Yes, the function is a bit too long, but it should be relatively easy to make sense of it. A few notes:

Networks: We will only look up the IP address of a task if it is on the same network as we specified as a command-line argument. Otherwise, we’ll risk trying to scrape IP-adresses that doesn’t resolve properly.
Port exposed: The service must publish a port, otherwise the scraper can’t reach the /metrics endpoint of the service.
Targets: Services having more than one instance gets several entries in the Targets slice of their ScrapedTask.

There’s not much more to it than this. Feel free to check out the complete source.

Note that there already exists a similar (more capable) project on github for this purpose one could try as well.

3.3 Containerization

When packaging our discovery microservice into a Docker image, we use a very simple Dockerfile:

FROM iron/base

ADD swarm-prometheus-discovery-linux-amd64 /
ENTRYPOINT ["./swarm-prometheus-discovery-linux-amd64","-network", "my_network", "-ignoredServices", "prometheus,grafana"]

Note that we aren’t exposing any ports for inbound traffic since no one needs to ask the service anything. Also note the -network and -ignoredServices arguments:

-network: Name of the docker network to query
-service: Service names of services we don’t want to scrape. The example above specifies prometheus and grafana, but could be expanded to more known supporting services that doesn’t expose Prometheus endpoints at /metrics such as Netflix Zuul, Hystrix, RabbitMQ etc.

3.4 Deployment

To easily build & deploy the discovery service to Docker Swarm, there’s a simple shell script whose content should be quite familiar by now:

docker service create  --constraint node.role==manager\
--mount type=volume,source=swarm-endpoints,target=/etc/swarm-endpoints/\    <-- HERE!
--mount type=bind,source=/var/run/docker.sock,target=/var/run/docker.sock\  <-- HERE!
--name=swarm-prometheus-discovery --replicas=1 --network=my_network \
someprefix/swarm-prometheus-discovery

The two mounts may use a bit extra explanation:

–mount type=volume,source=swarm-endpoints,target=/etc/swarm-endpoints/ - This argument tells docker service create to mount the volume named “swarm-endpoints” at /etc/swarm-endpoints/ in the file system of the running container. As described in the start of this section, we’ll configure the prometheus server to load its scrape targets from the same volume mount.
–mount type=bind,source=/var/run/docker.sock,target=/var/run/docker.sock - This argument creates a bind mount to the docker.sock, allowing the discovery service to directly talk to the Docker API.

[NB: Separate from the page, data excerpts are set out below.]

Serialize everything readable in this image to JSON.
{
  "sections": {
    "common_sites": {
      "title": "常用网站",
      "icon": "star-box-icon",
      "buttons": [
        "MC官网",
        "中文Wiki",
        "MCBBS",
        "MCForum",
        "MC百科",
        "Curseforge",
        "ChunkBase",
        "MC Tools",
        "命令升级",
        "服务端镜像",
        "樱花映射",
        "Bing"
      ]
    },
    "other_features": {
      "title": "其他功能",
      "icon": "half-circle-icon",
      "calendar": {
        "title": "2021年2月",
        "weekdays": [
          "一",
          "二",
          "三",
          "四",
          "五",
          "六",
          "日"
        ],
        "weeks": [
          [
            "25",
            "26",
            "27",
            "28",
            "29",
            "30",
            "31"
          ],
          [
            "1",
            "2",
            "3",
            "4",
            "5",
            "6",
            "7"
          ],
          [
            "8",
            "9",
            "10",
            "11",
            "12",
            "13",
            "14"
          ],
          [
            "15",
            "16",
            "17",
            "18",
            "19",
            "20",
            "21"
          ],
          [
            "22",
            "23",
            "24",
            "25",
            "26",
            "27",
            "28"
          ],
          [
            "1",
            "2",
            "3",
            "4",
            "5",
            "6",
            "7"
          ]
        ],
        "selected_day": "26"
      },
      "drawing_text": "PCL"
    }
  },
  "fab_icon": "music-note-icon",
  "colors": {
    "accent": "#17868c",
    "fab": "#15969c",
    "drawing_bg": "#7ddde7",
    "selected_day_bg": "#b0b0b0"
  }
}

4. Exposing metrics in Go services

Next, we’ll add the Go code necessary for making our microservices publish monitoring data in prometheus format on /metrics as well as making sure our RESTful endpoints (such as /accounts/{accountId}) produces prometheus monitoring data picked up and published on /metrics.

(If you’ve been following this series for a long time, you may notice that some of the Route stuff has been moved into common which facilitates some long-overdue code reuse.)

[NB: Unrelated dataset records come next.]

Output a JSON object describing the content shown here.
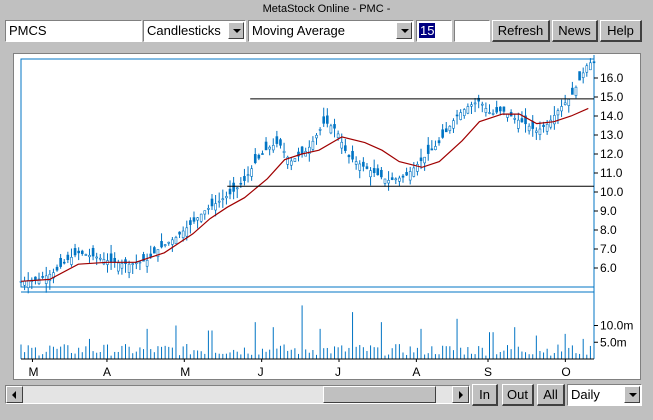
{
  "window": {
    "title": "MetaStock Online - PMC -"
  },
  "toolbar": {
    "symbol": "PMCS",
    "chart_style": "Candlesticks",
    "indicator": "Moving Average",
    "period": "15",
    "refresh_label": "Refresh",
    "news_label": "News",
    "help_label": "Help"
  },
  "bottom": {
    "in_label": "In",
    "out_label": "Out",
    "all_label": "All",
    "periodicity": "Daily"
  },
  "colors": {
    "price": "#0074c4",
    "moving_average": "#a00000",
    "volume": "#0074c4",
    "lines": "#000000"
  },
  "chart_data": {
    "type": "candlestick",
    "x_months": [
      "M",
      "A",
      "M",
      "J",
      "J",
      "A",
      "S",
      "O"
    ],
    "price_axis": {
      "ticks": [
        "16.0",
        "15.0",
        "14.0",
        "13.0",
        "12.0",
        "11.0",
        "10.0",
        "9.0",
        "8.0",
        "7.0",
        "6.0"
      ],
      "ylim": [
        5.0,
        17.0
      ]
    },
    "volume_axis": {
      "ticks": [
        "10.0m",
        "5.0m"
      ]
    },
    "trendlines": [
      {
        "y": 14.9,
        "x_start": 0.4,
        "x_end": 1.0
      },
      {
        "y": 10.3,
        "x_start": 0.36,
        "x_end": 1.0
      }
    ],
    "close_path": [
      [
        0.0,
        5.3
      ],
      [
        0.03,
        5.4
      ],
      [
        0.06,
        5.8
      ],
      [
        0.08,
        6.4
      ],
      [
        0.1,
        6.8
      ],
      [
        0.13,
        6.6
      ],
      [
        0.16,
        6.3
      ],
      [
        0.19,
        6.2
      ],
      [
        0.22,
        6.4
      ],
      [
        0.24,
        7.0
      ],
      [
        0.27,
        7.6
      ],
      [
        0.3,
        8.4
      ],
      [
        0.32,
        9.0
      ],
      [
        0.35,
        9.6
      ],
      [
        0.37,
        10.0
      ],
      [
        0.39,
        10.6
      ],
      [
        0.41,
        11.6
      ],
      [
        0.43,
        12.3
      ],
      [
        0.45,
        12.6
      ],
      [
        0.47,
        11.6
      ],
      [
        0.5,
        12.2
      ],
      [
        0.53,
        13.7
      ],
      [
        0.55,
        13.3
      ],
      [
        0.57,
        11.9
      ],
      [
        0.6,
        11.3
      ],
      [
        0.64,
        10.6
      ],
      [
        0.67,
        10.8
      ],
      [
        0.7,
        11.7
      ],
      [
        0.73,
        12.6
      ],
      [
        0.76,
        14.0
      ],
      [
        0.78,
        14.5
      ],
      [
        0.8,
        14.8
      ],
      [
        0.82,
        14.1
      ],
      [
        0.84,
        14.3
      ],
      [
        0.86,
        13.9
      ],
      [
        0.88,
        13.6
      ],
      [
        0.9,
        13.2
      ],
      [
        0.92,
        13.6
      ],
      [
        0.94,
        14.4
      ],
      [
        0.96,
        15.0
      ],
      [
        0.975,
        15.9
      ],
      [
        0.99,
        16.8
      ]
    ],
    "moving_average_path": [
      [
        0.0,
        5.3
      ],
      [
        0.05,
        5.4
      ],
      [
        0.1,
        6.2
      ],
      [
        0.15,
        6.3
      ],
      [
        0.2,
        6.3
      ],
      [
        0.25,
        6.8
      ],
      [
        0.3,
        7.8
      ],
      [
        0.33,
        8.6
      ],
      [
        0.36,
        9.2
      ],
      [
        0.39,
        9.7
      ],
      [
        0.43,
        10.7
      ],
      [
        0.46,
        11.7
      ],
      [
        0.49,
        12.0
      ],
      [
        0.52,
        12.2
      ],
      [
        0.56,
        12.9
      ],
      [
        0.6,
        12.6
      ],
      [
        0.63,
        12.2
      ],
      [
        0.66,
        11.6
      ],
      [
        0.7,
        11.3
      ],
      [
        0.73,
        11.6
      ],
      [
        0.77,
        12.7
      ],
      [
        0.8,
        13.7
      ],
      [
        0.84,
        14.1
      ],
      [
        0.87,
        14.1
      ],
      [
        0.9,
        13.6
      ],
      [
        0.93,
        13.7
      ],
      [
        0.96,
        14.0
      ],
      [
        0.99,
        14.4
      ]
    ],
    "volume_spikes": [
      [
        0.05,
        4.0
      ],
      [
        0.12,
        6.0
      ],
      [
        0.22,
        9.0
      ],
      [
        0.27,
        10.0
      ],
      [
        0.33,
        8.5
      ],
      [
        0.41,
        11.0
      ],
      [
        0.44,
        9.5
      ],
      [
        0.49,
        16.0
      ],
      [
        0.52,
        9.0
      ],
      [
        0.58,
        14.0
      ],
      [
        0.63,
        11.0
      ],
      [
        0.7,
        9.0
      ],
      [
        0.76,
        12.0
      ],
      [
        0.82,
        8.0
      ],
      [
        0.86,
        9.5
      ],
      [
        0.9,
        7.0
      ],
      [
        0.95,
        7.5
      ],
      [
        0.98,
        6.0
      ]
    ]
  }
}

4.1 Adding the /metrics endpoint

The /metrics endpoint Prometheus wants to scrape doesn’t appear by itself. We need to add a Route at /metrics that specifies a HTTP handler from the Prometheus Go client library:

Route{
    "Prometheus",
    "GET",
    "/metrics",
    promhttp.Handler().ServeHTTP,  <-- Handler from prometheus
    false,                         <-- Flag indicating whether to instrument this endpoint.
},

Note the new “false” argument. I’ve added it so we can control which endpoints of the microservice to apply Prometheus middleware for (see next section).

4.2 Declaring our middleware

In our “accountservice” we have a number of RESTful HTTP endpoints such as:

/accounts/{accountId} GET - Gets a single account
/graphql POST - GraphQL queries
/accounts POST - Create new account
/health GET - Healthcheck

We should definitely add prometheus monitoring for the first three endpoints, while monitoring the /health endpoint isn’t that interesting.

For a typical RESTful endpoint, we probably want to monitor number of requests and latencies for each request. As each data point is placed in a time series that should suffice for producing good metrics for API usage and performance.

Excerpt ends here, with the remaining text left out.